Other Eye Diseases
Adult REFSUM DISEASE
Adult Refsum disease (ARD) is a rare inherited disease where a fat called phytanic acid builds up in the body, leading to different symptoms. The most common first sign of ARD is night blindness, caused by retinitis pigmentosa. Other symptoms include deafness, loss of smell, peripheral neuropathy (numbness in the hands and feet), and cardiac abnormalities. ARD is a unique cause of RP, as progression of vision or hearing loss is suspected to be slowed by maintaining a specific restrictive diet that prevents the build up of phytanic acid.
Axenfeld-Rieger Syndrome (ARS) is a rare autosomal dominant genetic disease that affects eye development. The most common eye symptom is a small or absent iris and about half of individuals with ARS will develop glaucoma. ARS can have other symptoms that affect other parts of the body, including changes in the facial bones or teeth. Medical or surgical intervention is used to manage the glaucoma, which can present anytime but usually occurs in adolescence.
Best disease (vitelliform macular dystrophy) is an inherited disease that causes macular degeneration. Best disease is usually diagnosed young and shows up as small cysts under the macula, the central area of the retina that is responsible for detail and central vision. Vision may not be affected at early stages when cysts first develop. Peripheral vision generally remains normal. Eventually these cysts rupture and cause fluid to leak throughout the macula. Symptoms of Best disease are loss of central vision, loss of color perception and fine detail. Vision loss is not always the same between eyes and sometimes one eye retains significantly more vision than the other.
Charles Bonnet Syndrome
Charles Bonnet Syndrome (CBS) causes a person with vision loss to see things that aren’t there (visual hallucinations). It is caused by the brain adjusting to significant vision loss. CBS is very common, especially for individuals with age-related vision loss such as age-related macular degeneration or glaucoma. The experience of having visual hallucinations can be compared to phantom limb syndrome in someone who has lost a limb.
The visual hallucinations can be described as simple patterns or more complicated images (people or landscapes), and can last for seconds, minutes, or hours. The hallucinations can change how surroundings look and can make it difficult to function. The hallucinations may be surprising, but they are usually not scary. Many people do not talk about their experience because they may feel embarrassed or afraid that it is a sign of dementia. Visual hallucinations from CBS go away for many people, but there is no cure or specific treatment. If you are experiencing CBS talk to your doctor to learn more about the condition and tips that may reduce symptoms.

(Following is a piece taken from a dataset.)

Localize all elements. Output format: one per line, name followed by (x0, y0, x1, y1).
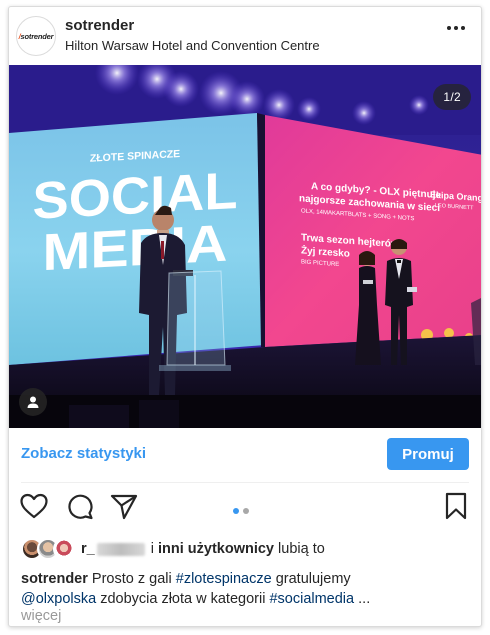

Coats disease is a rare eye condition characterized by the abnormal development of blood vessels in the retina. These vessels leak fluid in the eye resulting in swelling, and if not stabilized can cause partial or complete detachment of the retina and vision loss. In most cases, only one eye is affected. There are 5 stages to this rare disease and treatment varies according to these stages. The onset of Coats disease is mostly seen in children under the age of 17. Some of the most common symptoms associated with Coats disease are astigmatism (eye turning inward/outward), reduced vision in the effected eye, and leukocoria (the glow/white or yellow reflex present in flash photography). There is no cure for Coats disease, but treatment may be recommended to help slow or prevent progression of the disease, with better results occurring if the disease is treated in the earlier stages.
Cone-rod dystrophy (CRD) describes a group of inherited diseases that affect the retina. Unlike the more well-known group of rod-cone dystrophies (RCD) which includes retinitis pigmentosa, CRD affects central vision first. CRD is characterized by gradual deterioration of the cones, which are responsible for central and detail vision. Symptoms of CRD include decreased visual acuity and photophobia (sensitivity to light) that start in childhood.
Leber Hereditary Optic Neuropathy
Leber hereditary optic neuropathy (LHON) is an inherited mitochondrial disease that leads to vision loss. It occurs in about 1 in every 50,000 individuals and is more common in males. LHON leads to rapid, painless loss of central vision. Someone with LHON will experience blurring and loss of sharpness. Currently, there are no treatments for LHON. To view current clinical trials for LHON, go to our clinical trials webpage.
OPTIC NERVE HYPOPLASIA
Optic nerve hypoplasia (ONH) is a condition that is present from birth and is characterized by a smaller than normal optic nerve. This inherited condition is difficult to diagnose and is often diagnosed through symptoms. The most common symptoms of ONH are uncontrolled rapid eye movements and vision loss. ONH is a stable condition and does not get worse over time.